In short, one would have to imagine severe readjustments of bones that would have been necessary to effect such a transformation–readjustments that Shubin assumes in any of his claims of homology. Without trying to force-fit the fin of Tiktaalik into a pre-conceived evolutionary story, the living species that Tiktaalik‘s fin seems to bear a much closer relationship to is the lungfish. Perhaps Shubin’s book should have been called The lungfish’s inner fish rather than Your inner fish. Sounds a little less impressive, doesn’t it?

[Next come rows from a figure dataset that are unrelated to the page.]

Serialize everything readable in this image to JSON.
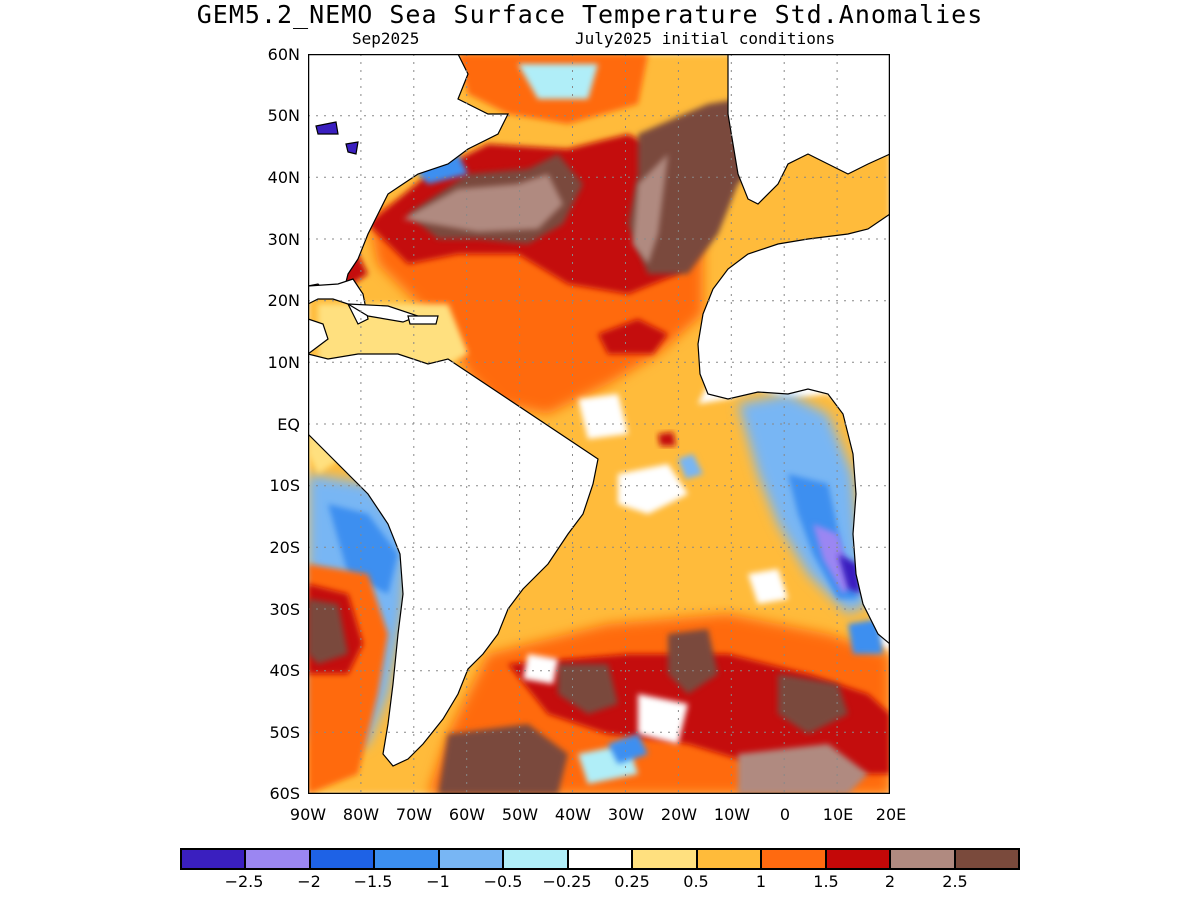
{
  "header": {
    "title": "GEM5.2_NEMO Sea Surface Temperature Std.Anomalies",
    "valid_month": "Sep2025",
    "init": "July2025 initial conditions"
  },
  "map": {
    "lat_labels": [
      "60N",
      "50N",
      "40N",
      "30N",
      "20N",
      "10N",
      "EQ",
      "10S",
      "20S",
      "30S",
      "40S",
      "50S",
      "60S"
    ],
    "lon_labels": [
      "90W",
      "80W",
      "70W",
      "60W",
      "50W",
      "40W",
      "30W",
      "20W",
      "10W",
      "0",
      "10E",
      "20E"
    ],
    "lat_range": [
      -60,
      60
    ],
    "lon_range": [
      -90,
      20
    ],
    "grid": "dotted"
  },
  "colorbar": {
    "colors": [
      "#3a1fbf",
      "#9b86f2",
      "#1e62e6",
      "#3c8ff0",
      "#78b6f4",
      "#b0eef8",
      "#ffffff",
      "#ffe07f",
      "#ffbb3a",
      "#ff6a10",
      "#c40808",
      "#b08a80",
      "#7a4a3c"
    ],
    "labels": [
      "−2.5",
      "−2",
      "−1.5",
      "−1",
      "−0.5",
      "−0.25",
      "0.25",
      "0.5",
      "1",
      "1.5",
      "2",
      "2.5"
    ]
  },
  "colors": {
    "land": "#ffffff",
    "background": "#ffffff"
  }
}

4. Shubin et al.: “As in the digits and phalanges in a tetrapod limb, the inter-radial joints distal to this primordial wrist are more or less transversely aligned and capable of flexion and extension. … the distal endoskeleton of both Tiktaalik and tetrapods contains multiple joints capable of extensive degrees of flexion and extension.”
In other words, the joints can flex or straighten. Shubin may be correct, but this is nothing special: the same could be said for living fish species that are capable of using their fins to prop themselves up. And they certainly don’t have wrists.
In the end, it’s no wonder Shubin chose not to provide a diagram comparing Tiktaalik‘s fin-bones to the bones of a real tetrapod limb. Where’s the wrist? From what I can tell, Tiktaalik doesn’t have one.